For instance, mirror neurons are clearly an interesting discovery, but are they really the explanation of empathy and imitation?* Isn’t much more involved? Does an expert impersonator simply have more (or more active) mirror neurons than the average human? What about the ability to analyze an observed action, not merely repeat it? Where does flexibility in deepness of imitation come from (it cannot be those reflexive mirror neurons)? Imitation, moreover, comes in many forms, of different degrees of sophistication, and we cannot assimilate the trained mime to the baby’s reflex of poking out her tongue at the sight of her mother doing the same.

The discussion of art seems largely about another subject entirely—what elicits human attention. What about the place of abstract art in the history of painting? There is much more to it than gulls and red dots. In the case of language, one wonders how the bouba-kiki effect will explain words that have nothing in common with what they denote—the vast majority of cases. And how can anything about neurons firing in the brain account for conscious experience?

Ramachandran acknowledges no limit to neural reductionism, but there is a very big issue here that he slides over: the mind–body problem.

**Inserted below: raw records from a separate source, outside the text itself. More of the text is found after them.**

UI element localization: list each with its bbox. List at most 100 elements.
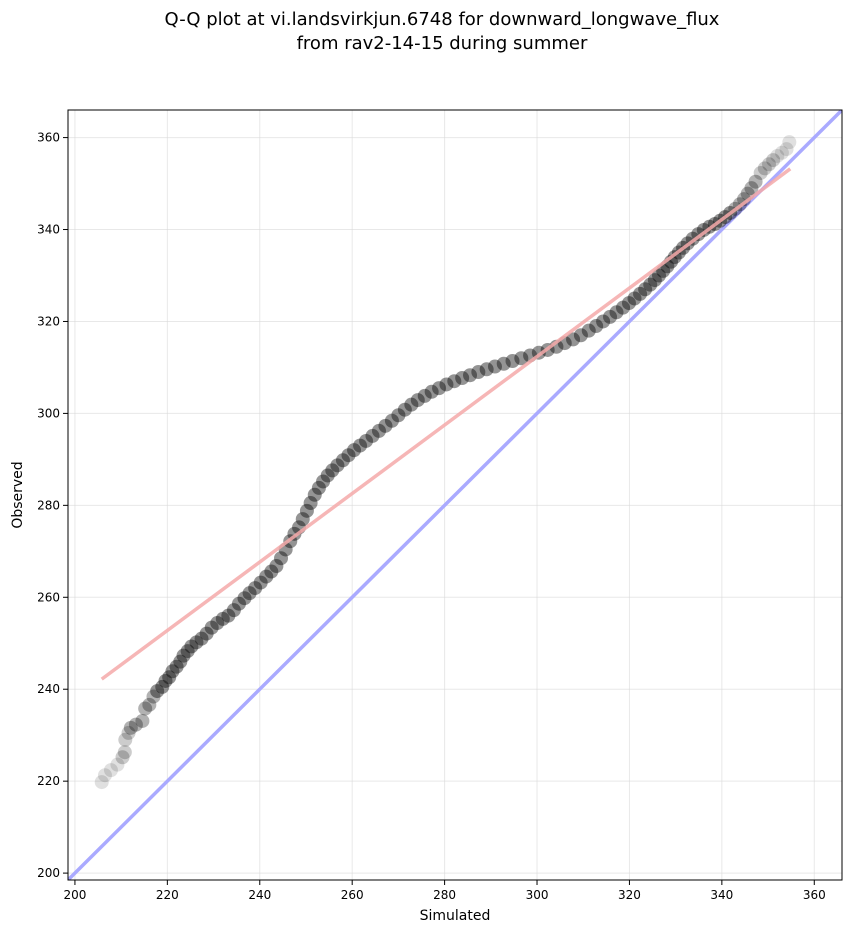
data-point bbox=[169, 659, 184, 674]
y-axis-label: Observed bbox=[10, 461, 26, 528]
data-point bbox=[770, 148, 785, 163]
data-point bbox=[221, 608, 236, 623]
data-point bbox=[135, 713, 150, 728]
x-tick-label: 260 bbox=[341, 888, 364, 902]
data-point bbox=[397, 402, 412, 417]
data-point bbox=[359, 433, 374, 448]
y-tick-label: 360 bbox=[37, 131, 60, 145]
data-point bbox=[307, 487, 322, 502]
data-point bbox=[627, 291, 642, 306]
data-point bbox=[165, 664, 180, 679]
y-tick-label: 240 bbox=[37, 682, 60, 696]
x-tick-label: 320 bbox=[618, 888, 641, 902]
data-point bbox=[189, 635, 204, 650]
data-point bbox=[118, 732, 133, 747]
data-point bbox=[621, 296, 636, 311]
data-point bbox=[194, 631, 209, 646]
y-axis-ticks: 200 220 240 260 280 300 320 340 360 bbox=[37, 131, 68, 880]
data-point bbox=[231, 596, 246, 611]
fit-line-layer bbox=[100, 167, 792, 681]
linear-fit-line bbox=[100, 167, 792, 681]
data-point bbox=[417, 388, 432, 403]
data-point bbox=[184, 639, 199, 654]
data-point bbox=[311, 480, 326, 495]
data-point bbox=[150, 684, 165, 699]
data-point bbox=[371, 423, 386, 438]
data-point bbox=[176, 648, 191, 663]
data-point bbox=[115, 750, 130, 765]
data-point bbox=[633, 286, 648, 301]
data-point bbox=[365, 428, 380, 443]
data-point bbox=[782, 135, 797, 150]
data-point bbox=[242, 586, 257, 601]
data-point bbox=[514, 351, 529, 366]
data-point bbox=[404, 397, 419, 412]
data-point bbox=[463, 368, 478, 383]
data-point bbox=[146, 689, 161, 704]
data-point bbox=[748, 174, 763, 189]
data-point bbox=[609, 305, 624, 320]
data-point bbox=[274, 551, 289, 566]
y-tick-label: 280 bbox=[37, 498, 60, 512]
data-point bbox=[199, 626, 214, 641]
data-point bbox=[391, 408, 406, 423]
data-point bbox=[615, 300, 630, 315]
x-tick-label: 200 bbox=[63, 888, 86, 902]
data-point bbox=[647, 273, 662, 288]
y-tick-label: 260 bbox=[37, 590, 60, 604]
plot-frame bbox=[67, 109, 843, 881]
x-tick-label: 300 bbox=[526, 888, 549, 902]
data-point bbox=[253, 575, 268, 590]
data-point bbox=[757, 161, 772, 176]
data-point bbox=[378, 418, 393, 433]
data-point bbox=[566, 332, 581, 347]
data-point bbox=[330, 458, 345, 473]
data-point bbox=[471, 365, 486, 380]
data-point bbox=[603, 309, 618, 324]
data-point bbox=[123, 720, 138, 735]
data-point bbox=[269, 559, 284, 574]
data-point bbox=[325, 463, 340, 478]
data-point bbox=[142, 697, 157, 712]
data-point bbox=[264, 564, 279, 579]
data-point bbox=[210, 616, 225, 631]
data-point bbox=[97, 768, 112, 783]
y-tick-label: 300 bbox=[37, 406, 60, 420]
reference-lines bbox=[68, 110, 842, 880]
data-point bbox=[496, 356, 511, 371]
data-point bbox=[479, 362, 494, 377]
data-point bbox=[316, 474, 331, 489]
data-point bbox=[347, 443, 362, 458]
data-point bbox=[299, 503, 314, 518]
x-tick-label: 360 bbox=[803, 888, 826, 902]
chart-title-line-2: from rav2-14-15 during summer bbox=[297, 33, 588, 54]
x-tick-label: 340 bbox=[710, 888, 733, 902]
data-point bbox=[226, 603, 241, 618]
data-point bbox=[94, 775, 109, 790]
data-point bbox=[215, 611, 230, 626]
data-point bbox=[128, 717, 143, 732]
grid-lines bbox=[68, 110, 842, 880]
x-tick-label: 220 bbox=[156, 888, 179, 902]
x-tick-label: 280 bbox=[433, 888, 456, 902]
data-point bbox=[204, 620, 219, 635]
y-tick-label: 220 bbox=[37, 774, 60, 788]
data-point bbox=[384, 413, 399, 428]
data-point bbox=[581, 323, 596, 338]
x-axis-label: Simulated bbox=[420, 908, 491, 924]
data-point bbox=[596, 314, 611, 329]
data-point bbox=[774, 145, 789, 160]
x-axis-ticks: 200 220 240 260 280 300 320 340 360 bbox=[63, 880, 826, 902]
data-point bbox=[424, 384, 439, 399]
data-point bbox=[110, 757, 125, 772]
chart-title-line-1: Q-Q plot at vi.landsvirkjun.6748 for dow… bbox=[165, 9, 720, 30]
data-point bbox=[652, 268, 667, 283]
data-point bbox=[638, 282, 653, 297]
data-point bbox=[138, 701, 153, 716]
y-tick-label: 320 bbox=[37, 314, 60, 328]
data-point bbox=[259, 569, 274, 584]
data-point bbox=[335, 453, 350, 468]
data-point bbox=[173, 654, 188, 669]
data-point bbox=[573, 328, 588, 343]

His suggestion that by identifying the part of the brain involved in voluntary decision we turn a philosophical problem into a neurological one could only be made by someone who does not know what philosophical problem is in question—to put it briefly, whether or not determinism conceptually rules out freedom of the will. That question cannot be answered by pointing to one case of brain damage or another. Learning about the parts of the brain responsible for free choice will not tell us how to analyze the concept of freedom or whether it is possible to be free in a deterministic world. These are conceptual questions, not questions about the form of the neural machinery that underlies choice. His book has all the charm of an enthusiast’s tract—along with the inevitable omissions, distortions, and exaggerations.

There is another theme running through the book about which I think Ramachandran is insufficiently thoughtful. His subtitle is “A Neuroscientist’s Quest for What Makes Us Human” and he repeatedly asks what makes us “unique” and “special.” The question is muddled. If the word “human” is just the name for the biological species to which we belong, then the answer presumably is our DNA—just as DNA is what makes tigers tigers. Species identity is a matter of genetics. If we ask instead what makes humans unique, then that question too is poorly posed: every species is unique, since no species is another species. Tigers are as uniquely tigerish as humans are uniquely human.

Ramachandran comes closer to his intended question when he speaks of our “marvelous uniqueness”: that is, he is asking what makes us superior to other species. I have three comments about this formulation. First, it risks anthropocentrism of a dubious (and possibly pernicious) kind: Aren’t certain other species superior to us in some respects—speed, agility, parenting, fidelity, peacefulness, or beauty? Just because a trait such as advanced mathematical ability belongs to us alone is no reason to claim some transcendent value for that trait. One would need to see some sort of defense of the claim that what is peculiar to us is thereby uniquely valuable. Is there really, in the end, a sensible notion of species superiority?

  1. *

    Patricia S. Churchland in Braintrust: What Neuroscience Tells Us About Morality (Princeton University Press, 2011) is commendably cautious about the explanatory power of mirror neurons to explain imitation and empathy (see chapter 6), though she is in general a neural enthusiast.